Our effective tax rate was 39.8 percent for the first six months of 2013 compared to 42.2 percent in 2012. Last year's rate was higher primarily due to non-deductible expenses associated with our post-retirement life insurance benefit that was discontinued during the fourth quarter of 2012.
Balance Sheet Highlights
Cash at the end of the second quarter was $48.1 million compared to $94.1 million at the end of the second quarter of 2012. The lower cash balance reflects payment of a special dividend of $43.8 million at the end of 2012 and a quarterly dividend ($0.05 per share) of $2.2 million during the second quarter of 2013. We have not borrowed on our credit facility since the beginning of 2009.

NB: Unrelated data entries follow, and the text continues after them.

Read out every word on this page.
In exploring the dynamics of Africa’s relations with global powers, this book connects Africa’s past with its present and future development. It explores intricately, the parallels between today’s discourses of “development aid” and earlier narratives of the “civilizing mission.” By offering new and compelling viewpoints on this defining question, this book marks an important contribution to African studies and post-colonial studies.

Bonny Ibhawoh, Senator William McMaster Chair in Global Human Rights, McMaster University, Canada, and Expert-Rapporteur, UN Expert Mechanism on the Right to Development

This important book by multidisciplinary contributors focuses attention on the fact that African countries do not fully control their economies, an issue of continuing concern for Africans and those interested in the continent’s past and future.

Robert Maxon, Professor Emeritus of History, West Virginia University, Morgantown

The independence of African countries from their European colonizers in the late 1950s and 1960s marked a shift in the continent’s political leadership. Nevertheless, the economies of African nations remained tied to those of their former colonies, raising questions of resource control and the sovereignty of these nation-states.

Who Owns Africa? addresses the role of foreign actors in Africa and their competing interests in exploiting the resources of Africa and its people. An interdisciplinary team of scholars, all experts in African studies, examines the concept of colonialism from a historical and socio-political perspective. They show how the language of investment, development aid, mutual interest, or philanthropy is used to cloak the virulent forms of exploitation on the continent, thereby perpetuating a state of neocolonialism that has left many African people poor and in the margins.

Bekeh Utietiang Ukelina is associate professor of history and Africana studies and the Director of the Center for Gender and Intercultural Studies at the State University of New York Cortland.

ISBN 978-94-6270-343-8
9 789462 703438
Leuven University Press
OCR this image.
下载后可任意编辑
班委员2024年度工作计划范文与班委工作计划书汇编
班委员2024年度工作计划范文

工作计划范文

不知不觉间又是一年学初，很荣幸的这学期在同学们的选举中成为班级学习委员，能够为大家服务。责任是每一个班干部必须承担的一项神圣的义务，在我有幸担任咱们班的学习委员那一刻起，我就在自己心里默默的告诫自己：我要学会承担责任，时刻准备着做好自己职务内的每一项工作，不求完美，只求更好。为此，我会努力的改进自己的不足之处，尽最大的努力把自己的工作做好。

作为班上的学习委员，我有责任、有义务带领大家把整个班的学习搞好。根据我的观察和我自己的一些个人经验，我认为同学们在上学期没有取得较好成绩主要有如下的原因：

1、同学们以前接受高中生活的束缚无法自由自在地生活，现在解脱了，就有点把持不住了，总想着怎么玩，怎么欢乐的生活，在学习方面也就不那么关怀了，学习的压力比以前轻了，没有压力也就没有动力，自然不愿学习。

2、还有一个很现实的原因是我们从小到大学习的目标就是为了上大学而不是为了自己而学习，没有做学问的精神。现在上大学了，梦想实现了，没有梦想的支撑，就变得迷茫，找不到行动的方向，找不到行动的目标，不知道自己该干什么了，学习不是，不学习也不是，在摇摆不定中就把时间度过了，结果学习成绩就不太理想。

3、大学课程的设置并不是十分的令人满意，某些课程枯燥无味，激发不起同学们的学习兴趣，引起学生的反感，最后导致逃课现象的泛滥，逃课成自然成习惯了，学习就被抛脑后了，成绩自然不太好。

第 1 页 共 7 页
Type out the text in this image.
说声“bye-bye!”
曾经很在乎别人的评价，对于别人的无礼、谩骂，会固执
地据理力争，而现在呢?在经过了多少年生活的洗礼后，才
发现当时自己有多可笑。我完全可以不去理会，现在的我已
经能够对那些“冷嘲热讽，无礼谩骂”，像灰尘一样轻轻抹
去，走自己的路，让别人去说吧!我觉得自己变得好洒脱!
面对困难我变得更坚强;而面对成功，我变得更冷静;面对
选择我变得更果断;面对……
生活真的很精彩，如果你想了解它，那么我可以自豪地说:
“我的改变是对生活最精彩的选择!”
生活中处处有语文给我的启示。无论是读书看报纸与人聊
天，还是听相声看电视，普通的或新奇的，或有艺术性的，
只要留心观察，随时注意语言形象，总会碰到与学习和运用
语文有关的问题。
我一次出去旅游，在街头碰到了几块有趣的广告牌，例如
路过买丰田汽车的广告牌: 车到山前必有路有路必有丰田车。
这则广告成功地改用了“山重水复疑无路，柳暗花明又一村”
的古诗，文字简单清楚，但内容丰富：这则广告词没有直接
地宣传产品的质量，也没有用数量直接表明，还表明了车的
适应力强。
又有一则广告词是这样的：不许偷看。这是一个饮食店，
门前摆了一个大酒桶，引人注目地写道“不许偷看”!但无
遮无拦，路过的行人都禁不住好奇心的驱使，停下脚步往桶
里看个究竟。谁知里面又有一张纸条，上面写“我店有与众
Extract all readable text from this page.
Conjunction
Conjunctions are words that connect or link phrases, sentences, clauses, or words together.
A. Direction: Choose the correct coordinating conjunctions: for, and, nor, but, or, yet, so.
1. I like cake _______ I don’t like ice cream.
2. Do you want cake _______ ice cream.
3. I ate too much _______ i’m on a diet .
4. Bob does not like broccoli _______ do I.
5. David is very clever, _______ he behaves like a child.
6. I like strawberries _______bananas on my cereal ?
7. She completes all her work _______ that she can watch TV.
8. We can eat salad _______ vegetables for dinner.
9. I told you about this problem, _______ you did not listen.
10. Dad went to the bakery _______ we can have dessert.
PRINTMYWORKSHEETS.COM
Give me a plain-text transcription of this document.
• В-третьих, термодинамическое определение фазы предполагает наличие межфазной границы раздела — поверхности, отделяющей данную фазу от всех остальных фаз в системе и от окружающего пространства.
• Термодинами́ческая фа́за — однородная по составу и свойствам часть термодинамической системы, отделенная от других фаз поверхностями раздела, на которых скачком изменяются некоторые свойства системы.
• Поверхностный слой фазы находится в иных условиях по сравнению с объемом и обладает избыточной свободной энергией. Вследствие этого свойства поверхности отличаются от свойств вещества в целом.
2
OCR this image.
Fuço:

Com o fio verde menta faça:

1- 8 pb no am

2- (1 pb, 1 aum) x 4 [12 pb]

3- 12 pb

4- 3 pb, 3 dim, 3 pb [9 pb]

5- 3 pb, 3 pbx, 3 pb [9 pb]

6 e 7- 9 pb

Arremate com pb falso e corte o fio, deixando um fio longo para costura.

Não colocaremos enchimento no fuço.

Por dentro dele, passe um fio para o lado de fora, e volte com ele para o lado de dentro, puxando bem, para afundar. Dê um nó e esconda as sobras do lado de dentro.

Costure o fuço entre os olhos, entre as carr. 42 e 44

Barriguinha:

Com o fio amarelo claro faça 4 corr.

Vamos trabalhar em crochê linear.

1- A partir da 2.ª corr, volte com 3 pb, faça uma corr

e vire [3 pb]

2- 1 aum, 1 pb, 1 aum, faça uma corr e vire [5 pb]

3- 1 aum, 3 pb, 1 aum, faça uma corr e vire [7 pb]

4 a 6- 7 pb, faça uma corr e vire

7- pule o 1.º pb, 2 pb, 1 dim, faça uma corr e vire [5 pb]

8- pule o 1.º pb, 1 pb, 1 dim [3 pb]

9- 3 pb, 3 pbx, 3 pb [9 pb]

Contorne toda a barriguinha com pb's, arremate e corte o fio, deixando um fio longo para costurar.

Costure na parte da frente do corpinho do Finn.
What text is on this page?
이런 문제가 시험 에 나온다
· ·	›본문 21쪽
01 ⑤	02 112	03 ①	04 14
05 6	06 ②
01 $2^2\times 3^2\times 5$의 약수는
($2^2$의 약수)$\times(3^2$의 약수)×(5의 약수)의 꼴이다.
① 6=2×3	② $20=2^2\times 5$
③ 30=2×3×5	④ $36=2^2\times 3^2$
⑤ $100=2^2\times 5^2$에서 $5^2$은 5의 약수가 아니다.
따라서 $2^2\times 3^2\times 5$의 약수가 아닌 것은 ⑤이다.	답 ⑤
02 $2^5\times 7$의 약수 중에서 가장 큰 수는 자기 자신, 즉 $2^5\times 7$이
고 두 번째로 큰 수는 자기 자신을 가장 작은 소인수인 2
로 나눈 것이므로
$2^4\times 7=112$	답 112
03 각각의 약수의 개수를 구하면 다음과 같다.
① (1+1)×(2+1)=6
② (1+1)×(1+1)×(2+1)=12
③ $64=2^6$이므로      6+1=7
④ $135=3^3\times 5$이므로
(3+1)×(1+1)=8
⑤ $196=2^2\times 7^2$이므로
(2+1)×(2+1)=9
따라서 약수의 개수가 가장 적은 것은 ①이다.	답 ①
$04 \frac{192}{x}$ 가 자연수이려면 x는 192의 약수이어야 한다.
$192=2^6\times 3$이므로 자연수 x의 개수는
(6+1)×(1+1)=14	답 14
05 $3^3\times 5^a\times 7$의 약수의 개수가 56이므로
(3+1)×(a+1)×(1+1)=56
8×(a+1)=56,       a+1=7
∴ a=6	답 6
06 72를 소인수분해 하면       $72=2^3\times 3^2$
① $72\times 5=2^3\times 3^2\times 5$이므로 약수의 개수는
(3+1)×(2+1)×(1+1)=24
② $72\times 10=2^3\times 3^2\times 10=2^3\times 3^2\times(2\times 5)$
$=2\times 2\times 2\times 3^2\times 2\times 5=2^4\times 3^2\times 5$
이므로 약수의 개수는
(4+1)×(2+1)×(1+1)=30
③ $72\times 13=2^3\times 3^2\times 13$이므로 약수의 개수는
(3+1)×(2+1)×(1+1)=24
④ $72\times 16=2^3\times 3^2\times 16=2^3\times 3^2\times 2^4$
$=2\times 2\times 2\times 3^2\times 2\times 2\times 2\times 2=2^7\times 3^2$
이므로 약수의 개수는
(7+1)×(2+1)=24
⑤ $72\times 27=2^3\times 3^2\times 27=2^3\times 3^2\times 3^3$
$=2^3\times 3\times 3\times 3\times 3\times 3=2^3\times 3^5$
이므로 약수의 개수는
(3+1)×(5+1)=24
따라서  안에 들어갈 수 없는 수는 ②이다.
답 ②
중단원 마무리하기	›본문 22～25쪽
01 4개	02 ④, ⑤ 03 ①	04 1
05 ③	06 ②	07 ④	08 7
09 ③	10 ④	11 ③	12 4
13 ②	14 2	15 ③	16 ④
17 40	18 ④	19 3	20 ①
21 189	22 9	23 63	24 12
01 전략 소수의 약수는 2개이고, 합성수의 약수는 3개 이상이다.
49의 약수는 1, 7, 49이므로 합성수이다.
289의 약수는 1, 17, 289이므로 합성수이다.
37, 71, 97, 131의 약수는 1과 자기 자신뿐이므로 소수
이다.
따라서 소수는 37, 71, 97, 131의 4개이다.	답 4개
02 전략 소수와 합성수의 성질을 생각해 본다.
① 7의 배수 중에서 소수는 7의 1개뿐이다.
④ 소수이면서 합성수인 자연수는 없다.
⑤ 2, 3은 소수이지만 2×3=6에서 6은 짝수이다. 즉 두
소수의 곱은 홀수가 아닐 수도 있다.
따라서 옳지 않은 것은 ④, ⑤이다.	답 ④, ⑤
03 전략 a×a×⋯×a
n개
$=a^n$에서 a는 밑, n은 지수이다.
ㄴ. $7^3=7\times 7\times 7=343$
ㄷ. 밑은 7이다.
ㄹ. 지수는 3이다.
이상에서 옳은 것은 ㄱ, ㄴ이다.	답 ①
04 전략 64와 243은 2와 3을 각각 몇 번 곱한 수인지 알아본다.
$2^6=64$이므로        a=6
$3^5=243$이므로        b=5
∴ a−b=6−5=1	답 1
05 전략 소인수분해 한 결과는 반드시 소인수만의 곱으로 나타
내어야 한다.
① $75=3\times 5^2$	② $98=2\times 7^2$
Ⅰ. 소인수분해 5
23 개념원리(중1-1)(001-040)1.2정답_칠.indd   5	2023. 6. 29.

Inventories were $250.7 million at the end of the second quarter of 2013 compared to $237.9 million at the end of the second quarter last year. Inventories were 5.4 percent higher than last year to support our higher sales.
Initiatives
We have completed the transition of two of the three supply chain distribution centers from third-party to company-operated locations during the second quarter. While this change will not result in an immediate savings in distribution expenses due to start-up costs and an initial capital investment in equipment and software, we believe transitioning distribution to company-operated locations will provide an excellent return on our investment and we expect to see a positive impact starting in 2014. The third and final distribution center in Los Angeles will be completed by early next year.
Over the next few weeks we will be launching our new e-commerce business. As discussed in our fall outlook below, this initiative will have a negative bottom line impact in 2013 from start-up costs and margins that are lower than our physical stores due to relatively high fulfillment costs at our initial expected sales levels. We expect significant future benefit as we grow our e-commerce sales.
Fall 2013 Outlook/Updated Guidance
"Supported by our strong first six months results, we are entering the fall season with optimism about our ability to grow sales," commented Stein. "As we begin our third quarter, we now believe that our gross margin rate will continue to be better than last year and that our expense structure will allow much of our higher gross margin dollars to drop to our bottom line."